Zu ihrem Programm gehörte auch ein Empfang im Wolmirstedter Rathaus. Dabei übergab Renata Miler an Bürgermeisterin Marlies Cassuhn ein Schreiben des Bürgermeisters von Końskie. Der heißt Krzysztof Obratański und bittet um eine Städtepartnerschaft. Internationale Kontakte können seiner Meinung nach dazu beitragen, dass sich beide Städte dynamisch und harmonisch entwickeln. Marlies Cassuhn versprach, diesen Vorschlag im Stadtrat zur Diskussion zu stellen.

Eine Tagesreise

Zwischen Wolmirstedt und Końskie liegen über 700 Kilometer, Końskie zählt fast 20 000 Einwohner und befindet sich zwischen Warschau und Krakau. „Ja, es ist eine Tagesreise“, lächelt Renata Miler.

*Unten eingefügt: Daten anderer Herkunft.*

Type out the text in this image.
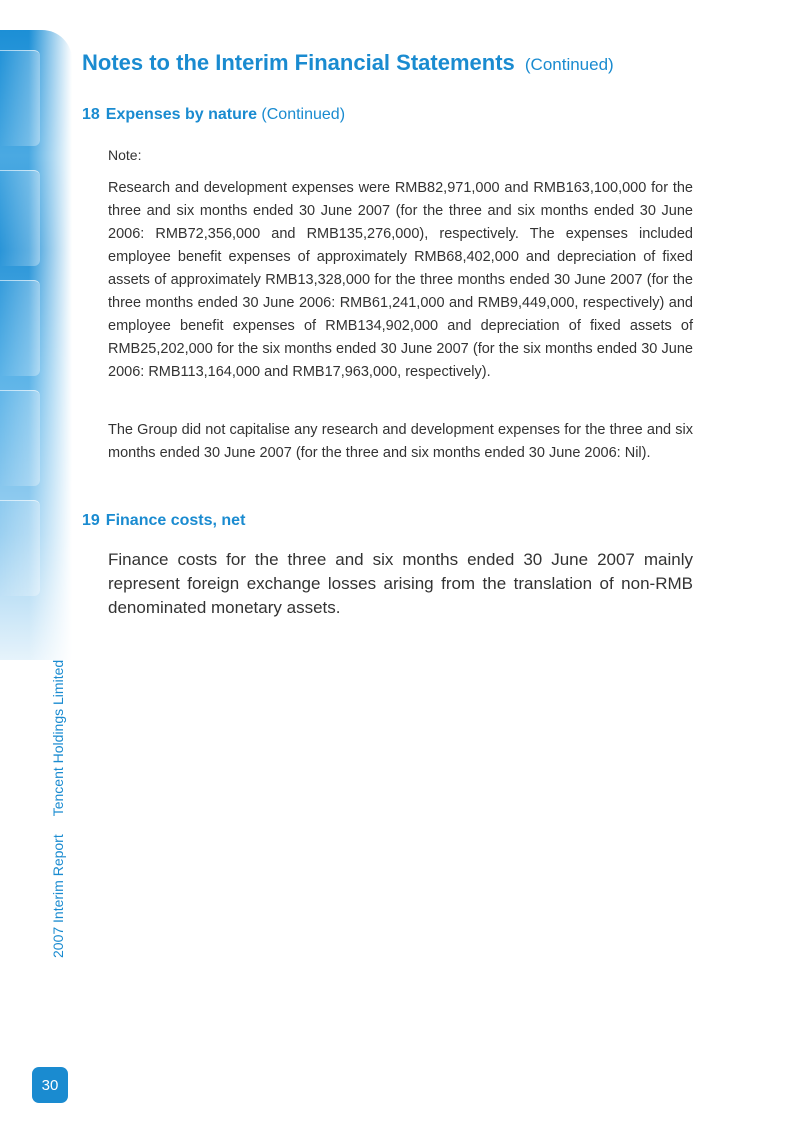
Notes to the Interim Financial Statements (Continued)
18 Expenses by nature (Continued)
Note:
Research and development expenses were RMB82,971,000 and RMB163,100,000 for the three and six months ended 30 June 2007 (for the three and six months ended 30 June 2006: RMB72,356,000 and RMB135,276,000), respectively. The expenses included employee benefit expenses of approximately RMB68,402,000 and depreciation of fixed assets of approximately RMB13,328,000 for the three months ended 30 June 2007 (for the three months ended 30 June 2006: RMB61,241,000 and RMB9,449,000, respectively) and employee benefit expenses of RMB134,902,000 and depreciation of fixed assets of RMB25,202,000 for the six months ended 30 June 2007 (for the six months ended 30 June 2006: RMB113,164,000 and RMB17,963,000, respectively).
The Group did not capitalise any research and development expenses for the three and six months ended 30 June 2007 (for the three and six months ended 30 June 2006: Nil).
19 Finance costs, net
Finance costs for the three and six months ended 30 June 2007 mainly represent foreign exchange losses arising from the translation of non-RMB denominated monetary assets.
2007 Interim ReportTencent Holdings Limited
30
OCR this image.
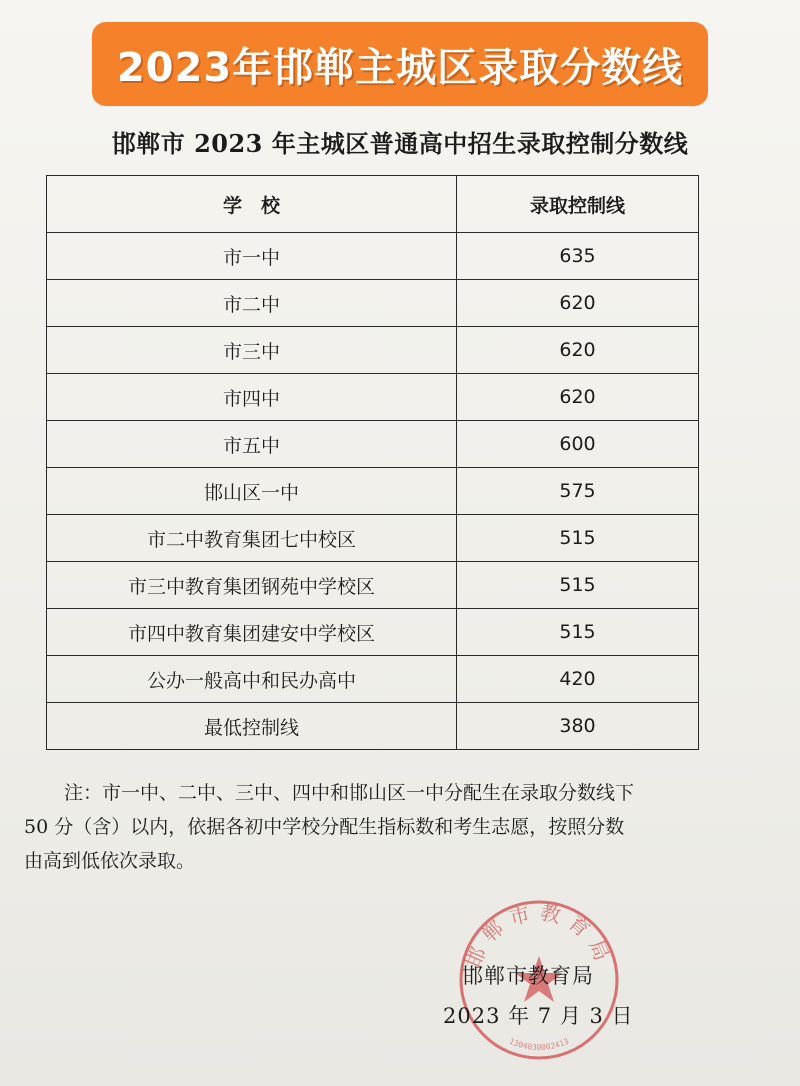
2023年邯郸主城区录取分数线
邯郸市 2023 年主城区普通高中招生录取控制分数线
学　校	录取控制线
市一中	635
市二中	620
市三中	620
市四中	620
市五中	600
邯山区一中	575
市二中教育集团七中校区	515
市三中教育集团钢苑中学校区	515
市四中教育集团建安中学校区	515
公办一般高中和民办高中	420
最低控制线	380
注：市一中、二中、三中、四中和邯山区一中分配生在录取分数线下
50 分（含）以内，依据各初中学校分配生指标数和考生志愿，按照分数
由高到低依次录取。
邯郸市教育局
1304030002413
邯郸市教育局
2023 年 7 月 3 日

Witold Fitas, Sportlehrer und Leichtathletiktrainer aus Końskie, hat diese Reise schon oft auf sich genommen. Er gehörte zur ersten Delegation, die sich 1974 auf den Weg nach Wolmirstedt gemacht hat, damals war er 15 Jahre alt. Er war auch dabei, als elf Jahre später das Küchenhorn-Stadion „Glück auf“ eingeweiht wurde. Das hat inzwischen seine besten Tage längst hinter sich, dessen Zukunft ist ungewiss. Marlies Cassuhn hätte gerne verkündet, ob und wann es eine neue zentrale Sportstätte geben wird. „Doch das kann ich zurzeit leider nicht.“

Wolmirstedt pflegt bereits eine Städtepartnerschaft, und zwar mit dem niedersächsischen Wunstorf. Die Feuerwehren besuchen sich regelmäßig, lange bestand außerdem eine enge Zusammenarbeit zwischen den Briefmarkenfreunden. Die Wunstorfer Verwaltung hatte sich vor einiger Zeit Wolmirstedt angeschaut, in diesem Jahr gab es den Gegenbesuch der Wolmirstedter Verwaltung in Wunstorf.

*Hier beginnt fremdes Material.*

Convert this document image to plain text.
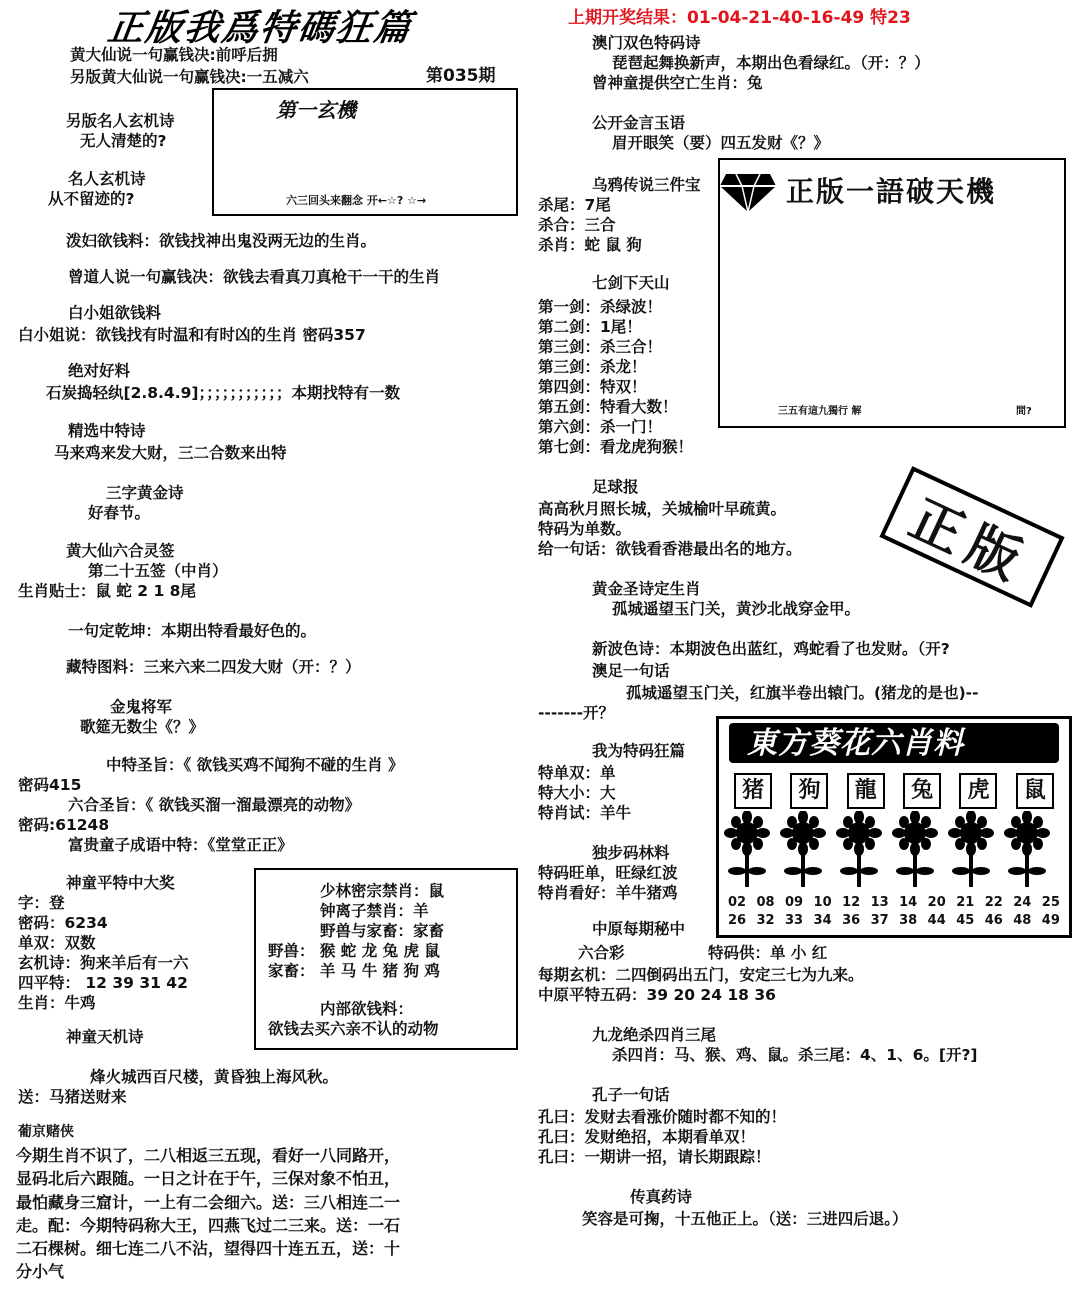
正版我爲特碼狂篇	上期开奖结果：01-04-21-40-16-49 特23
黄大仙说一句赢钱决:前呼后拥
另版黄大仙说一句赢钱决:一五减六
另版名人玄机诗
无人清楚的?
名人玄机诗
从不留迹的?
泼妇欲钱料：欲钱找神出鬼没两无边的生肖。
曾道人说一句赢钱决：欲钱去看真刀真枪干一干的生肖
白小姐欲钱料
白小姐说：欲钱找有时温和有时凶的生肖 密码357
绝对好料
石炭捣轻纨[2.8.4.9]；；；；；；；；；；；本期找特有一数
精选中特诗
马来鸡来发大财，三二合数来出特
三字黄金诗
好春节。
黄大仙六合灵签
第二十五签（中肖）
生肖贴士：鼠 蛇 2 1 8尾
一句定乾坤：本期出特看最好色的。
藏特图料：三来六来二四发大财（开：？）
金鬼将军
歌筵无数尘《？》
中特圣旨：《 欲钱买鸡不闻狗不碰的生肖 》
密码415
六合圣旨：《 欲钱买溜一溜最漂亮的动物》
密码:61248
富贵童子成语中特：《堂堂正正》
神童平特中大奖
字：登
密码：6234
单双：双数
玄机诗：狗来羊后有一六
四平特： 12 39 31 42
生肖：牛鸡
神童天机诗
烽火城西百尺楼，黄昏独上海风秋。
送：马猪送财来
第035期
第一玄機
六三回头来翻念 开←☆? ☆→
少林密宗禁肖：鼠
钟离子禁肖：羊
野兽与家畜：家畜
野兽： 猴 蛇 龙 兔 虎 鼠
家畜： 羊 马 牛 猪 狗 鸡
内部欲钱料：
欲钱去买六亲不认的动物
葡京赌侠
今期生肖不识了，二八相返三五现，看好一八同路开，
显码北后六跟随。一日之计在于午，三保对象不怕丑，
最怕藏身三窟计，一上有二会细六。送：三八相连二一
走。配：今期特码称大王，四燕飞过二三来。送：一石
二石棵树。细七连二八不沾，望得四十连五五，送：十
分小气
澳门双色特码诗
琵琶起舞换新声，本期出色看绿红。（开：？）
曾神童提供空亡生肖：兔
公开金言玉语
眉开眼笑（要）四五发财《？》
乌鸦传说三件宝
杀尾：7尾
杀合：三合
杀肖：蛇 鼠 狗
七剑下天山
第一剑：杀绿波！
第二剑：1尾！
第三剑：杀三合！
第三剑：杀龙！
第四剑：特双！
第五剑：特看大数！
第六剑：杀一门！
第七剑：看龙虎狗猴！
足球报
高高秋月照长城，关城榆叶早疏黄。
特码为单数。
给一句话：欲钱看香港最出名的地方。
黄金圣诗定生肖
孤城遥望玉门关，黄沙北战穿金甲。
新波色诗：本期波色出蓝红，鸡蛇看了也发财。（开?
澳足一句话
孤城遥望玉门关，红旗半卷出辕门。(猪龙的是也)--
-------开？
我为特码狂篇
特单双：单
特大小：大
特肖试：羊牛
独步码林料
特码旺单，旺绿红波
特肖看好：羊牛猪鸡
中原每期秘中
六合彩	特码供：单 小 红
每期玄机：二四倒码出五门，安定三七为九来。
中原平特五码：39 20 24 18 36
九龙绝杀四肖三尾
杀四肖：马、猴、鸡、鼠。杀三尾：4、1、6。[开?]
孔子一句话
孔曰：发财去看涨价随时都不知的！
孔曰：发财绝招，本期看单双！
孔曰：一期讲一招，请长期跟踪！
传真药诗
笑容是可掬，十五他正上。（送：三进四后退。）
正版一語破天機
三五有這九獨行 解	間?
正版
東方葵花六肖料
猪	狗	龍	兔	虎	鼠
02 08 09 10 12 13 14 20 21 22 24 25
26 32 33 34 36 37 38 44 45 46 48 49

Zusammenarbeit intensivieren

Marlies Cassuhn würde diese Zusammenarbeit gern intensivieren, besonders im Hinblick auf den 30. Jahrestag der Wiedervereinigung, der im kommenden Jahr festlich begangen werden soll. Der Kontakt zu Wunstorfs Bürgermeister Rolf-Axel Eberhardt steht, ein gemeinsames Arbeitsgespräch im Vorfeld ist geplant.

Eine weitere Städtepartnerschaft war vor gut zehn Jahren mit dem bulgarischen Sredez anvisiert worden. Es hatte gegenseitige Besuche gegeben, auch zur 1000-Jahrfeier Wolmirstedts waren bulgarische Gäste zum Fest angereist. Diese Kontakte sind eingeschlafen, es wurde nie eine Unterschrift unter eine Partnerschaftsurkunde gesetzt.

Wirtschaftlicher Austausch

Städte, die Partnerschaften eingehen, sind an einem kulturellen und wirtschaftlichen Austausch interessiert. Um eine Partnerschaft zu pflegen, bedarf es der Sprache. Wie haben sich die polnischen Jugendlichen mit den Leichtathleten des SV Kali verständigt? „Vor allem auf Englisch“, erzählt Deutschlehrerin Renata Miler. Zwar lernen sie in der Schule auch Deutsch, aber dafür steht nur eine Wochenstunde zur Verfügung.

Begeistert zeigten sich die 15- bis 19-Jährigen allemal. Besonders eine Stadtführung in Magdeburg und der Besuch der Zielitzer Kalihalde haben sie sehr beeindruckt. „Und“, erzählt Kamil, „das Mülltrennsystem hat uns gefallen“.